Von der Folterkammer auf die Anklagebank
Bewusstlos und mit abgeschnittenem Ohr: In Moskau werden die Terrorverdächtigen im Gerichtssaal vorgeführt.
Russlands Medienvertreter sind es gewohnt, dass Sicherheitsbeamte im Kasernenhofton mit ihnen reden. „Wir behindern die Arbeit nicht, wir stellen keine Fragen, auf das erste Kommando verlassen wir den Raum“, rief der Justizbeamte, bevor die vier mutmaßlichen Attentäter des Terroranschlags in Moskau dem Haftrichter vorgeführt wurden. Doch der Anblick der Angeklagten schockte trotzdem viele.
Die Tadschiken, die am Freitag im Konzertsaal Crocus City Hall 137 Menschen getötet hatten, schienen aus der Folterkammer zu kommen. Ihre Gesichter waren von Blutergüssen
und Schrammen entstellt. Muchammadsobir Fajsow, 19 Jahre, wurde auf einem Rollstuhl in den Saal geschoben, bewusstlos. Er war auf der Intensivstation gelandet, nachdem man ihm ein Auge ausgeschlagen hatte. Saidakrami Ratschabalisoda, 30 Jahre, trug einen Mullverband auf der rechten Kopfseite, ihm hatte ein Sicherheitsmann einen Großteil seines Ohres abgeschnitten. Am Samstag wurde ein Video veröffentlicht, auf dem er ihm das Ohr in den Mund stopft.

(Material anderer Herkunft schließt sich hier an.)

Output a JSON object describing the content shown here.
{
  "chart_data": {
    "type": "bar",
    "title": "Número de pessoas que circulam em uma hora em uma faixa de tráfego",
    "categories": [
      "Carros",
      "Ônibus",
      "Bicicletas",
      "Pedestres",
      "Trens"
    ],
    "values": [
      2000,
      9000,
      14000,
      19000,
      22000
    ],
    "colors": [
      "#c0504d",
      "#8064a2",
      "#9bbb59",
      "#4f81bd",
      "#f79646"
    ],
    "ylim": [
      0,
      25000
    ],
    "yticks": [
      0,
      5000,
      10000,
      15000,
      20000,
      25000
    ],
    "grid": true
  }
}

Die kremlnahe Zeitung „Moskowski Komsomolez“zitierte am Montag einen ehemaligen „Spezialisten“, der das abgeschnittene Ohr als „gute alte Methode“lobt. Ein anderer anonymer Experte des Blattes entschuldigt die Grausamkeiten: Beim Zugriff müsse man schnell Information aus den Verbrechern herausholen, um freie Komplizen zu fangen und Gefahren abzuwenden. „Da kümmern die Bürgerrechte der Terroristen niemanden.“
Ilja Abischew, Militärexperte der BBC, sagte dem Kanal TV-Doschd,
Kämpfer professioneller Spezialeinheiten hätten solche Foltern niemals veranstaltet. Doch es könnte sein, dass die Sicherheitsorgane bewusst gewalttätige Kriegsveteranen eingesetzt haben, um die Terroristen öffentlich zu „bearbeiten“. Die Bilder erinnern an Videos der Söldnertruppe Wagner aus Syrien und der Ukraine, wo Deserteure mit dem Vorschlaghammer totgeschlagen wurden.

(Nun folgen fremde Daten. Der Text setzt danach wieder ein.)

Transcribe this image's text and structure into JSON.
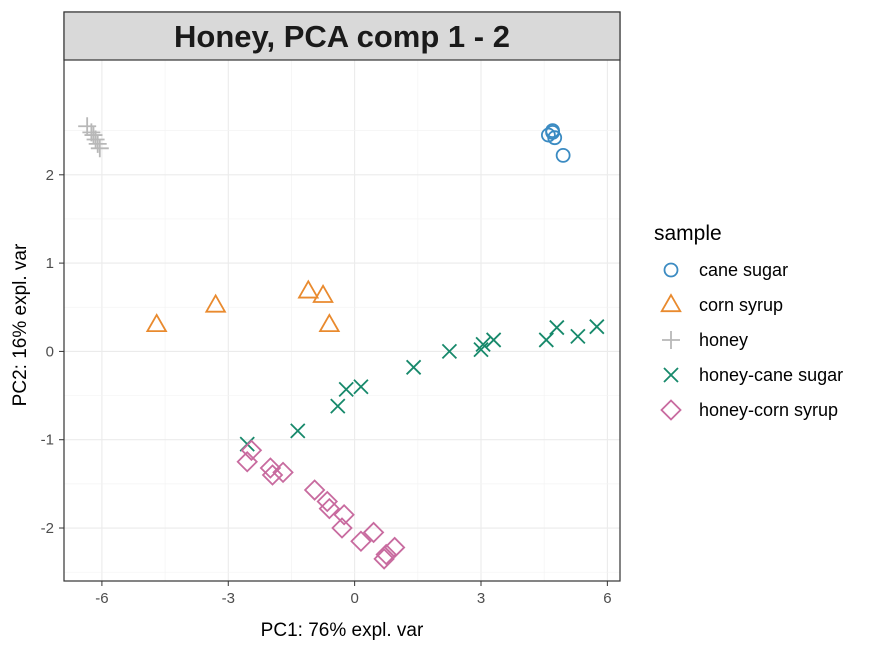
{
  "chart_data": {
    "type": "scatter",
    "title": "Honey, PCA comp 1 - 2",
    "xlabel": "PC1: 76% expl. var",
    "ylabel": "PC2: 16% expl. var",
    "xlim": [
      -6.9,
      6.3
    ],
    "ylim": [
      -2.6,
      3.3
    ],
    "xticks": [
      -6,
      -3,
      0,
      3,
      6
    ],
    "xtick_labels": [
      "-6",
      "-3",
      "0",
      "3",
      "6"
    ],
    "yticks": [
      -2,
      -1,
      0,
      1,
      2
    ],
    "ytick_labels": [
      "-2",
      "-1",
      "0",
      "1",
      "2"
    ],
    "grid": true,
    "legend": {
      "title": "sample",
      "position": "right"
    },
    "series": [
      {
        "name": "cane sugar",
        "marker": "circle",
        "color": "#3b8bc2",
        "points": [
          [
            4.6,
            2.45
          ],
          [
            4.7,
            2.48
          ],
          [
            4.75,
            2.42
          ],
          [
            4.7,
            2.5
          ],
          [
            4.95,
            2.22
          ]
        ]
      },
      {
        "name": "corn syrup",
        "marker": "triangle",
        "color": "#e98a2e",
        "points": [
          [
            -4.7,
            0.3
          ],
          [
            -3.3,
            0.52
          ],
          [
            -1.1,
            0.68
          ],
          [
            -0.75,
            0.63
          ],
          [
            -0.6,
            0.3
          ]
        ]
      },
      {
        "name": "honey",
        "marker": "plus",
        "color": "#b8b8b8",
        "points": [
          [
            -6.35,
            2.55
          ],
          [
            -6.25,
            2.48
          ],
          [
            -6.15,
            2.4
          ],
          [
            -6.1,
            2.35
          ],
          [
            -6.05,
            2.3
          ],
          [
            -6.2,
            2.45
          ]
        ]
      },
      {
        "name": "honey-cane sugar",
        "marker": "cross",
        "color": "#17896b",
        "points": [
          [
            -2.55,
            -1.05
          ],
          [
            -1.35,
            -0.9
          ],
          [
            -0.4,
            -0.62
          ],
          [
            -0.2,
            -0.43
          ],
          [
            0.15,
            -0.4
          ],
          [
            1.4,
            -0.18
          ],
          [
            2.25,
            0.0
          ],
          [
            3.0,
            0.02
          ],
          [
            3.05,
            0.08
          ],
          [
            3.3,
            0.13
          ],
          [
            4.55,
            0.13
          ],
          [
            4.8,
            0.27
          ],
          [
            5.3,
            0.17
          ],
          [
            5.75,
            0.28
          ]
        ]
      },
      {
        "name": "honey-corn syrup",
        "marker": "diamond",
        "color": "#c86b9f",
        "points": [
          [
            -2.45,
            -1.12
          ],
          [
            -2.55,
            -1.25
          ],
          [
            -2.0,
            -1.32
          ],
          [
            -1.95,
            -1.4
          ],
          [
            -1.7,
            -1.37
          ],
          [
            -0.95,
            -1.57
          ],
          [
            -0.65,
            -1.7
          ],
          [
            -0.6,
            -1.78
          ],
          [
            -0.25,
            -1.85
          ],
          [
            -0.3,
            -2.0
          ],
          [
            0.15,
            -2.15
          ],
          [
            0.45,
            -2.05
          ],
          [
            0.75,
            -2.3
          ],
          [
            0.7,
            -2.35
          ],
          [
            0.95,
            -2.22
          ]
        ]
      }
    ]
  }
}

Kremlsprecher Dmitri Peskow lehnte es ab, den Zustand der Gefolterten zu kommentieren. „Auf diese Frage gebe ich keine Antwort.“ExPräsident Dmitri Medwedew aber erklärte, man werde sie töten. „Das muss sein.“Auch wenn Russland die Todesstrafe 1996 ausgesetzt hat.
Jewgeni Rasskasow, ehemaliger Kämpfer der Neonazigruppe Rusitsch, bot das blutige „Ohrabschneidemesser“auf seinem Telegram-Kanal zur Versteigerung an. Ein Folterwerkzeug als Kultgegenstand. Auf russischen Verkaufsportalen waren solche Jagdmesser am Montag ausverkauft.